Broadcasting watchdog Ofcom has received 82 complaints from Coronation Street viewers over a scene in which vicar Billy Mayhew took heroin in a church.
Coronation Street has been cleared by Ofcom after more than 200 people complained over a scene in which a vicar took heroin in a church.
The broadcasting watchdog ruled in its investigation that the pre-watershed episode that aired in February did not breach its guidelines.
The scene saw gay vicar Billy Mayhew, played by Daniel Brocklebank, taking heroin in a church alongside his brother Lee, played by Richard Crehan.
After taking the Class A drug, Lee told Billy: "This must be what heaven feels like."
After the controversial scene received backlash from viewers, an ITV spokeswoman said: "Coronation Street has a strong tradition of tackling serious contemporary issues in a responsible way.

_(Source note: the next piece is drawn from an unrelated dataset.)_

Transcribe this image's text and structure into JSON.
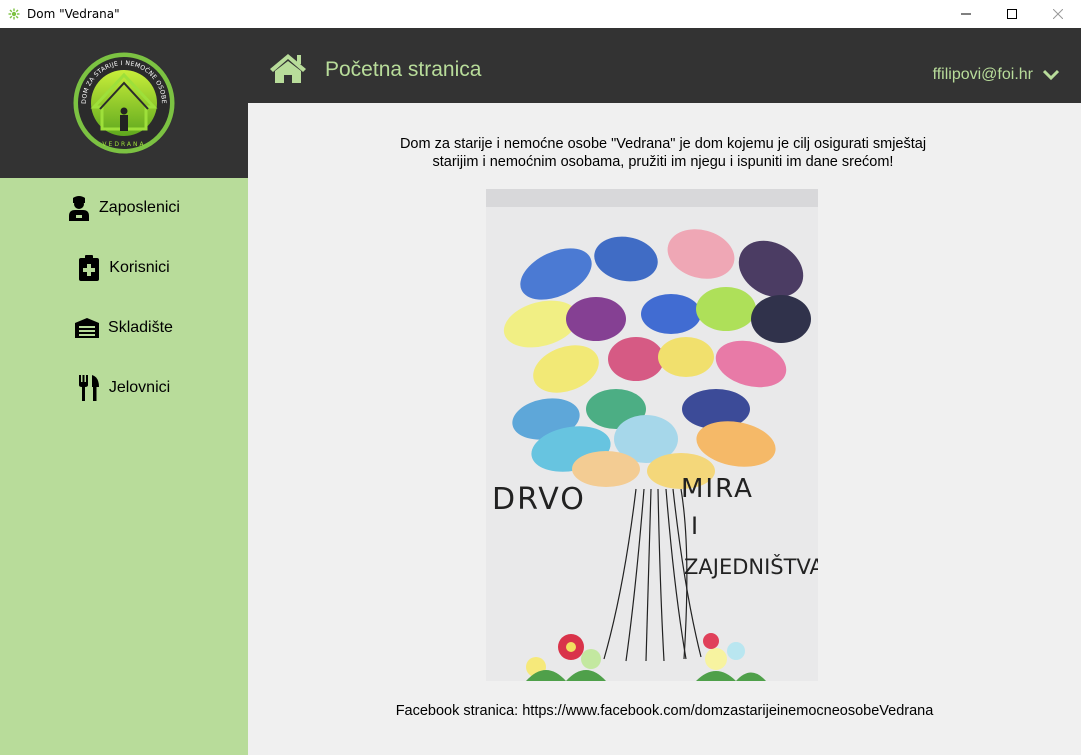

"In upcoming episodes we will be showing the very negative side of drug taking as Billy's life starts to fall apart."
The spokeswoman added that the storyline was researched thoroughly with the help of Addaction - a British charity that supports people with alcohol and drug addictions.
The soap has split its fans opinions recently with a number of dark and serious issues its storylines have been covering.
Viewers recently saw Pat Phelan go on the run following a string of gruesome murders he has yet to be punished for and last month viewers saw David Platt was raped by a man he believed to be his close friend.